Classic car lovers are being warned to do their homework after comedian Jerry Seinfeld was slapped with a lawsuit last month for allegedly auctioning off a fake vintage Porsche.
According to multiple reports, Seinfeld bought the car from European Collectables in 2013 for US$1.2 million (AU$1.6 million). In 2016, the comedian sold the car to the Brazilian-based automotive-related company. The car in question is a 1958 Porsche 356 1500 GS/GT Carrera Speedster.
The trouble came however when the new owner had a UK-based Porsche expert prepare the car for resale in 2017 and recognised the car as a fake.
Seinfeld has now hit back with his own court filing — claiming the European Collectables dealership tricked him into buying the fake sports car and should be the one held responsible.
Considering it took years before the car was declared a phoney, Starts at 60 spoke to Ben Finnis, owner and managing director at Collectable Classics, to find out how difficult it is to identify a fake classic car.
“Oh you can’t, that’s the problem. Some of them have been done so well that you just can’t tell,” he says.
Finnis said it’s not uncommon for classic car lovers to unknowingly purchase a fake, and sometimes the seller doesn’t even know they’re in possession of a counterfeit in the first place. So just how are these fakes getting past eagle-eyed car enthusiasts? Finnis said most of the time it’s the bodies of the vehicle that are fake. The dodgy dealer has transported the running gear under the hood from an original car into a fake body and then sold the vehicle at full price.
“You’ve got to be very mindful when you are buying a classic car to make sure it is what it is,” he adds.
If you’re unsure about a car’s authenticity, Finnis strongly recommends speaking to a car expert before purchase.
“Speak to professionals like myself because we do the homework to make sure they are what they are and make sure owners are getting exactly what they are paying for. I always say do your checks, do your homework, speak to people and join a car club.”
While the number of Australians who own a classic car is low (just 0.5 per cent of Aussies drive cars manufactured between 1950 and 1979), the profit they can generate from them is huge. The value of classic cars in Australia has shot up 467 per cent in the past 10 years, meaning many who got their hands on a slick ride over the past decade are sitting on a tidy sum.

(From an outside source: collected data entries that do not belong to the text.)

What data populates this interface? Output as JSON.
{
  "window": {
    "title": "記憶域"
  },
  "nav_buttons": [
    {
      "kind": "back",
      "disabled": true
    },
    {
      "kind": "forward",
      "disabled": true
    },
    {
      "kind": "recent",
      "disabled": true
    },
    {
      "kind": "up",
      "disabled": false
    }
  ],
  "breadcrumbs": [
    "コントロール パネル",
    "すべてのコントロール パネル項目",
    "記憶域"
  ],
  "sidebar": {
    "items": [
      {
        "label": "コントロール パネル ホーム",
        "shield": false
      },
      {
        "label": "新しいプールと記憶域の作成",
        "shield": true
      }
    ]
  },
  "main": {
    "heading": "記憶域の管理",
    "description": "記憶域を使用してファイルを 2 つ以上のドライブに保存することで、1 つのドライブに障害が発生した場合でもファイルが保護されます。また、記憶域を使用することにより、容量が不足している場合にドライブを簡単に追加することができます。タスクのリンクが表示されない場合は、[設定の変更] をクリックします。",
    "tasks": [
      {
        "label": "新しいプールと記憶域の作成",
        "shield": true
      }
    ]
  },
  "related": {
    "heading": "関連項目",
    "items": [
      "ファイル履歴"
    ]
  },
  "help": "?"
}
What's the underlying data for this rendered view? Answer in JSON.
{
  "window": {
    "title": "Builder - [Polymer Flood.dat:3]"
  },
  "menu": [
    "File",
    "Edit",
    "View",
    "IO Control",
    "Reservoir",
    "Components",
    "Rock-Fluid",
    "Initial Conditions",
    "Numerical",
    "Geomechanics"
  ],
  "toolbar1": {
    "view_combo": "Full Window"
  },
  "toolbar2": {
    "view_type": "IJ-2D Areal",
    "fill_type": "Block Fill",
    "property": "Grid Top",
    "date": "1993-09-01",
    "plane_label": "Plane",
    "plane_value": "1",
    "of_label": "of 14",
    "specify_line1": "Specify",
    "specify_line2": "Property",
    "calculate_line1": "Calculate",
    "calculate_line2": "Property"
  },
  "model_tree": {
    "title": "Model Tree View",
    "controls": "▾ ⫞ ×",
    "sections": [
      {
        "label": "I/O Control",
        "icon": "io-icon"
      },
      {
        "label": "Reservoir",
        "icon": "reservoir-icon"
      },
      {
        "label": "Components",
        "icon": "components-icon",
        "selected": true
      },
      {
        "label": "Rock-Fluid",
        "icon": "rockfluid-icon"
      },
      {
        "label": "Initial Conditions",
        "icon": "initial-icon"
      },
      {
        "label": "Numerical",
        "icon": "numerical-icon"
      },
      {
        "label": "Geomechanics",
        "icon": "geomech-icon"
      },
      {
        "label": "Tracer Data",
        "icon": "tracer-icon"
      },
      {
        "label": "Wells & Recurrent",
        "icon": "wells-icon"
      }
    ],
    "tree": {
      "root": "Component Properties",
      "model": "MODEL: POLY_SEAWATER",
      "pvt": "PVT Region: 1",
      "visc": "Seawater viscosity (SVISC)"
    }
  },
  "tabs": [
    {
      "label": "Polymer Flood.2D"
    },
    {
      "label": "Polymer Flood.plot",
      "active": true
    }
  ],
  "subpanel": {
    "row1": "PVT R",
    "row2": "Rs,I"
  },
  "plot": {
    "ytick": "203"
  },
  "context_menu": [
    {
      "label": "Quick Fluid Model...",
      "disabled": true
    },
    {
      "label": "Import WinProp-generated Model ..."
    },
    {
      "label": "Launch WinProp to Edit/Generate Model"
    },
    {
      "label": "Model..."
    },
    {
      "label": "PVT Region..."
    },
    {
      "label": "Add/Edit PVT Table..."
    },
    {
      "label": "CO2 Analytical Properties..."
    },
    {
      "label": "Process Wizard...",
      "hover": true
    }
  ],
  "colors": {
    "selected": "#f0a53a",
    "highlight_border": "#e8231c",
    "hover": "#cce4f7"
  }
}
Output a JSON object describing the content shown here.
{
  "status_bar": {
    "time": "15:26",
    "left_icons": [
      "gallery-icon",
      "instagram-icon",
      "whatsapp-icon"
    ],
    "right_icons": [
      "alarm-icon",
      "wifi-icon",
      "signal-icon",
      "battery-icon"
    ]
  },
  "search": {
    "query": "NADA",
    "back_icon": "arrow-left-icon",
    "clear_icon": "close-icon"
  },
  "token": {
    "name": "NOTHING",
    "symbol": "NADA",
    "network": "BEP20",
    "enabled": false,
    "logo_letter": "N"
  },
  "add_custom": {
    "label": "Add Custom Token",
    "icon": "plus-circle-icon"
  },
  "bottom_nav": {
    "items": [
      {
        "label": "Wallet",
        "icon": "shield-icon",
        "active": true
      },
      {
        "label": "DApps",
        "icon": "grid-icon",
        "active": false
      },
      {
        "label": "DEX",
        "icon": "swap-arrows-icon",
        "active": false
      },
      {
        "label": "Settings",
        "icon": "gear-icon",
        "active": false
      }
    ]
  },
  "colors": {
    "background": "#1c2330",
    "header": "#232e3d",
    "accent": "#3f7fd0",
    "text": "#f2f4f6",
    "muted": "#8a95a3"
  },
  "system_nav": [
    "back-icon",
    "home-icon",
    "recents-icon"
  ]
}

In June, 2018, a Ford Falcon GTHO Phase III sold for a record $1 million at auction, and according to Money Magazine, it would have been worth just $300,000 two years ago. There are similar examples across the country with many retirees in particular using their hard-earned cash to indulge in their car fantasies now they’ve got the time to enjoy them.
Finnis said that while the temptation to dive in and purchase a dream car may be hard to resist, it pays to go through a thorough authentification process first – especially if you’re not too well-versed in the ins and outs of the vehicle.
“There’s a lot more people over the age of 60 retiring and buying a classic car and getting into the market for the first time. They have to be very very weary obviously of what they’re buying,” he said.